What is medication adherence? The term refers to whether a patient takes their prescribed drugs and follows their chosen treatment plan, and there is evidence that non-adherence is associated with poor health outcomes and higher cost of care. This is especially relevant for diseases like diabetes or gastrointestinal disorders; successful outcomes for both depend on adhering to the full course of a prescribed drug regimen in addition to self-management of lifestyle aggravators such as stress. Not surprisingly, drugs for both heartburn and diabetes showed up in the list of top ten drugs that Medicare pays for in its Part D prescription program.

Lack of adherence is certainly not the only factor driving up drug prices (though pharma-funded adherence advocacy organizations certainly would like us to think so), but addressing the issue of non-adherence is still a valuable cause. According to this blog post, major strategies for making the most of expensive medications through adherence should focus on patient engagement, taking a longer view of the patient, and greater pharmaceutical manufacturer involvement in personalized medication management programs. The bottom line is that medication non-adherence wastes expensive drugs and puts people in danger of poor health outcomes, which in turn increases cost of care. We cannot ignore the link between medication adherence, drug spending, and quality of care.

So how do we achieve medication adherence? Within the movement toward more personalized forms of health care delivery, an ever-growing number of initiatives are searching for ways to increase positive self-management behaviors and health self-efficacy. As highlighted above, patient engagement is one of, if not the most important strategy for addressing drug adherence behavior. Patient engagement itself has been deemed a “blockbuster drug”, so using it as a conceptual framework for linking self-efficacy and health behavior with prescription drug adherence seems fitting. The theoretical connection between the two seems valid; more engaged patients should be more involved in their care, understand their treatment regimen, and follow through with it. Pharmaceutical companies recognize the importance of this issue, as evidenced by efforts to connect engagement with adherence in upcoming conferences and summits nationwide.

If patient engagement is the fix, what do current strategies for improving patient engagement as it relates to medication adherence look like? While industry focuses on medication adherence programs, like this suite of resources from McKesson, healthcare researchers have focused on fostering patient-centered care, developing shared decision making, self-management programs, or continued engagement support through mobile health platforms. Others, like the Altarum Institute and OptumHealth, are using patient engagement as a potential predictor variable for future (non)adherence.
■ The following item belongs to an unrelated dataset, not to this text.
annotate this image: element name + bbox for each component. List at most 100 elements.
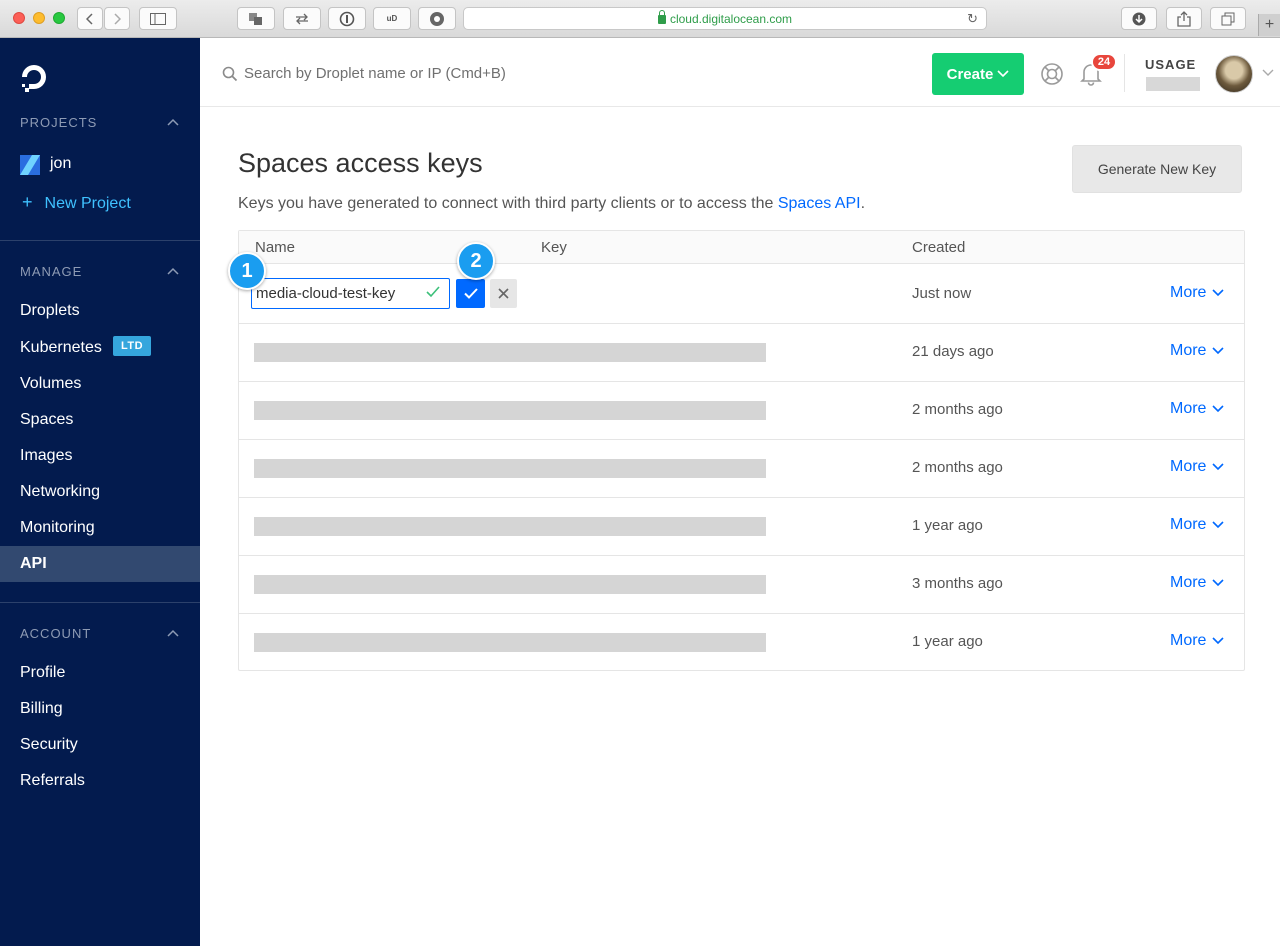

The Center for Research on Personalized HealthCare is conducting research on a model of care with the flexibility to combine many of the above strategies in both primary care and group settings. Personalized Health Planning combines patient-centered care with shared decision-making and mechanisms to support long-term self-management of multiple disease states. The process engages patients in all aspects of their care, and therefore has the potential to make an impact in the realm of medication adherence.

Though special interest groups have a part to play in highlighting adherence and its relation to the medication pricing and cost of care issues facing the US, their self-serving motivations should not deter researchers from addressing the problem. Medication adherence is inextricably linked to efforts for creating more personalized, proactive forms of care.